Someone might think that we shouldn't take risks, think about what we could lose. I would like to turn that argument around. If we don't dare to experiment, the risk is almost total that we miss out on untapped potential!

Iterate, iterate, iterate!

The key to successful A/B testing is continuous improvement. Don't stop after one test, regardless of the result. Use the insights gained from each experiment to inform the next one. Build on what you've learned, refine your hypotheses, and keep testing. The more you iterate, the more you learn, and the better your results will be over time.

Involve your team

A/B testing should not be a solo endeavor. Involve your team in the process, from brainstorming hypotheses to analyzing results. Different perspectives can lead to more creative solutions and help identify potential pitfalls. Collaboration also ensures that everyone is on the same page and working towards the same goals.

Document your process

Keep detailed records of your A/B testing process, including your hypotheses, test setups, results, and insights. This documentation will be invaluable for future reference and can help you avoid repeating mistakes. It also provides a clear record of your progress and can be used to demonstrate the value of A/B testing to stakeholders.
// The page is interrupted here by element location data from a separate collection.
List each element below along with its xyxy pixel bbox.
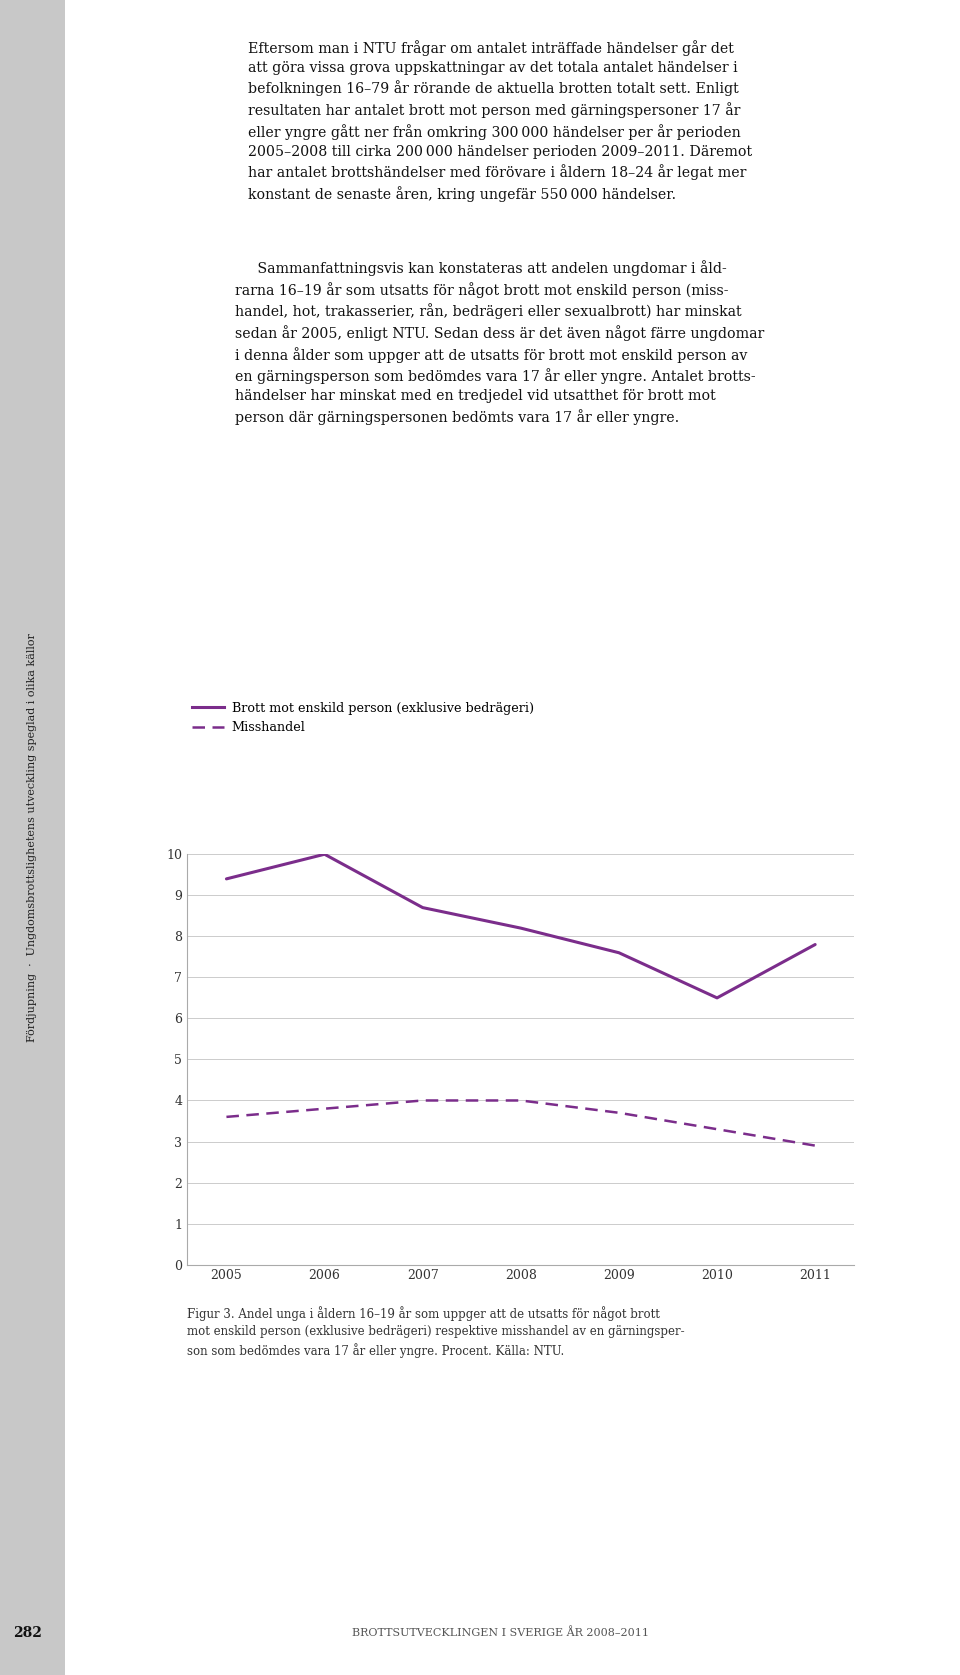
Text: Sammanfattningsvis kan konstateras att andelen ungdomar i åld-
rarna 16–19 år so: Sammanfattningsvis kan konstateras att a… — [235, 260, 764, 425]
Text: 282: 282 — [13, 1626, 42, 1640]
Text: Figur 3. Andel unga i åldern 16–19 år som uppger att de utsatts för något brott
: Figur 3. Andel unga i åldern 16–19 år so… — [187, 1306, 684, 1358]
Text: Eftersom man i NTU frågar om antalet inträffade händelser går det
att göra vissa: Eftersom man i NTU frågar om antalet int… — [248, 40, 752, 203]
Text: Fördjupning  ·  Ungdomsbrottslighetens utveckling speglad i olika källor: Fördjupning · Ungdomsbrottslighetens utv… — [27, 633, 37, 1042]
Text: BROTTSUTVECKLINGEN I SVERIGE ÅR 2008–2011: BROTTSUTVECKLINGEN I SVERIGE ÅR 2008–201… — [351, 1628, 649, 1638]
Legend: Brott mot enskild person (exklusive bedrägeri), Misshandel: Brott mot enskild person (exklusive bedr… — [187, 697, 539, 739]
Bar — [0, 0, 65, 1675]
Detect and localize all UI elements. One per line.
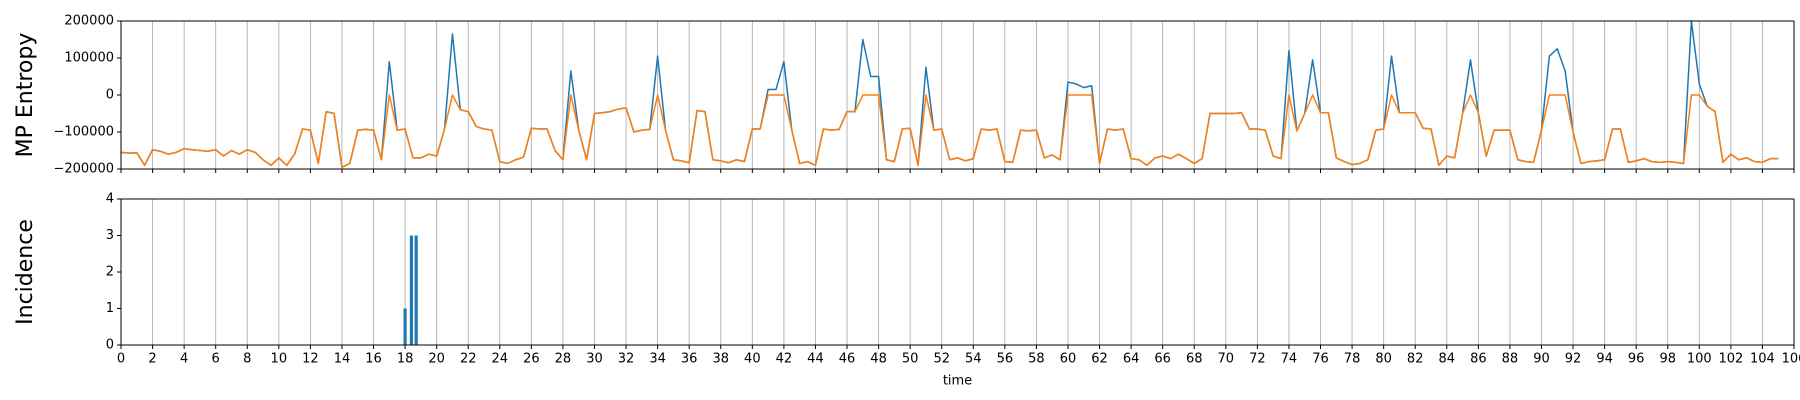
y-tick-label: 0 <box>106 88 114 103</box>
y-tick-label: 0 <box>106 338 114 353</box>
x-tick-label: 58 <box>1028 352 1045 367</box>
x-tick-label: 12 <box>302 352 319 367</box>
x-tick-label: 78 <box>1344 352 1361 367</box>
x-tick-label: 102 <box>1718 352 1743 367</box>
x-tick-label: 8 <box>243 352 251 367</box>
x-tick-label: 84 <box>1439 352 1456 367</box>
x-tick-label: 50 <box>902 352 919 367</box>
x-tick-label: 106 <box>1782 352 1800 367</box>
x-tick-label: 66 <box>1154 352 1171 367</box>
x-tick-label: 40 <box>744 352 761 367</box>
y-tick-label: −200000 <box>53 162 114 177</box>
x-tick-label: 76 <box>1312 352 1329 367</box>
x-tick-label: 88 <box>1502 352 1519 367</box>
x-tick-label: 64 <box>1123 352 1140 367</box>
x-tick-label: 68 <box>1186 352 1203 367</box>
x-tick-label: 38 <box>712 352 729 367</box>
x-tick-label: 80 <box>1375 352 1392 367</box>
x-tick-label: 92 <box>1565 352 1582 367</box>
x-tick-label: 2 <box>148 352 156 367</box>
line-series <box>121 94 1779 168</box>
x-tick-label: 42 <box>776 352 793 367</box>
x-tick-label: 54 <box>965 352 982 367</box>
x-tick-label: 100 <box>1687 352 1712 367</box>
x-tick-label: 0 <box>117 352 125 367</box>
x-tick-label: 32 <box>618 352 635 367</box>
plot-frame <box>120 20 1795 170</box>
plot-area <box>121 20 1779 168</box>
x-tick-label: 82 <box>1407 352 1424 367</box>
y-tick-label: −100000 <box>53 125 114 140</box>
bar <box>409 235 413 345</box>
x-tick-label: 30 <box>586 352 603 367</box>
x-tick-label: 26 <box>523 352 540 367</box>
y-tick-label: 1 <box>106 301 114 316</box>
y-tick-label: 4 <box>106 192 114 207</box>
x-tick-label: 46 <box>839 352 856 367</box>
x-tick-label: 52 <box>933 352 950 367</box>
y-axis-label: MP Entropy <box>13 33 38 158</box>
y-axis-label: Incidence <box>13 219 38 325</box>
x-tick-label: 96 <box>1628 352 1645 367</box>
x-tick-label: 14 <box>334 352 351 367</box>
x-tick-label: 104 <box>1750 352 1775 367</box>
x-tick-label: 60 <box>1060 352 1077 367</box>
plot-area <box>403 235 418 345</box>
x-tick-label: 56 <box>997 352 1014 367</box>
x-tick-label: 22 <box>460 352 477 367</box>
plot-frame <box>120 198 1795 346</box>
x-tick-label: 4 <box>180 352 188 367</box>
line-series <box>121 20 1779 168</box>
x-tick-label: 86 <box>1470 352 1487 367</box>
x-tick-label: 10 <box>271 352 288 367</box>
x-tick-label: 6 <box>212 352 220 367</box>
x-tick-label: 34 <box>649 352 666 367</box>
x-tick-label: 90 <box>1533 352 1550 367</box>
x-tick-label: 16 <box>365 352 382 367</box>
x-tick-label: 62 <box>1091 352 1108 367</box>
bar <box>403 308 407 345</box>
y-tick-label: 100000 <box>64 51 114 66</box>
x-tick-label: 18 <box>397 352 414 367</box>
x-tick-label: 36 <box>681 352 698 367</box>
x-tick-label: 44 <box>807 352 824 367</box>
x-tick-label: 48 <box>870 352 887 367</box>
x-tick-label: 20 <box>428 352 445 367</box>
x-tick-label: 70 <box>1218 352 1235 367</box>
x-tick-label: 28 <box>555 352 572 367</box>
x-tick-label: 72 <box>1249 352 1266 367</box>
y-tick-label: 3 <box>106 228 114 243</box>
y-tick-label: 2 <box>106 265 114 280</box>
x-tick-label: 74 <box>1281 352 1298 367</box>
x-tick-label: 24 <box>492 352 509 367</box>
x-tick-label: 94 <box>1596 352 1613 367</box>
y-tick-label: 200000 <box>64 14 114 29</box>
x-axis-label: time <box>943 374 972 389</box>
bar <box>414 235 418 345</box>
x-tick-label: 98 <box>1659 352 1676 367</box>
Stay patient and persistent

A/B testing is a long-term strategy, and it can take time to see significant results. Stay patient and persistent, and don't get discouraged by setbacks. Remember that even "failed" tests provide valuable insights that can guide your future efforts. Keep testing, keep learning, and keep improving.

Celebrate your successes

Finally, don't forget to celebrate your successes. When you achieve a significant uplift or gain a valuable insight, take the time to acknowledge and celebrate it. Recognizing your achievements can boost morale and motivate your team to keep pushing forward.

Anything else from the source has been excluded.